Perimenopausal regulation of steroidogenesis in the nonhuman primate.

Human aging is characterized by a marked decrease in circulating levels of dehydroepiandrosterone (DHEA) and DHEA-sulfate (DHEAS), hormonal changes associated with cognitive decline. Despite beneficial effects of DHEA supplementation in rodents, studies in elderly humans have generally failed to show cognitive improvement after treatment. In the present study we evaluate the effects of age and estradiol supplementation on expression of genes involved in the de novo synthesis of DHEA and its conversion to estradiol in the rhesus macaque hippocampus. Using reverse transcription polymerase chain reaction (RT-PCR) we demonstrate the expression of genes associated with this synthesis in several areas of the rhesus brain.

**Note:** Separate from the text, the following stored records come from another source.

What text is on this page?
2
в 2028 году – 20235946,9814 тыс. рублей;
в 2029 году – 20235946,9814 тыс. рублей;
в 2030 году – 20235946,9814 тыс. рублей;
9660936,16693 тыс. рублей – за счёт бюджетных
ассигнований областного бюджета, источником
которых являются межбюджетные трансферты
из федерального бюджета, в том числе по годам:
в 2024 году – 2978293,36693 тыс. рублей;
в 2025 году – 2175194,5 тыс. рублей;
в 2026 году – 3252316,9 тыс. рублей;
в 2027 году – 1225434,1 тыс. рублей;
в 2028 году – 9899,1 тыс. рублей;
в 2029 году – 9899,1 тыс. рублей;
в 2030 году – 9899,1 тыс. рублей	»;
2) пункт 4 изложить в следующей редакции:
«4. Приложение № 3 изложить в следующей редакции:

Furthermore, real-time PCR reveals an age-related attenuation of hippocampal expression level of the genes CYP17A1, STS, and 3BHSD1/2. Additionally, short-term administration of estradiol is associated with decreased expression of CYP17A1, STS, SULT2B1, and AROMATASE, consistent with a downregulation not only of estrogen synthesis from circulating DHEA, but also of de novo DHEA synthesis within the hippocampus. These findings suggest a decline in neurosteroidogenesis may account for the inefficacy of DHEA supplementation in elderly humans, and that central steroidogenesis may be a function of circulating hormones and menopausal status.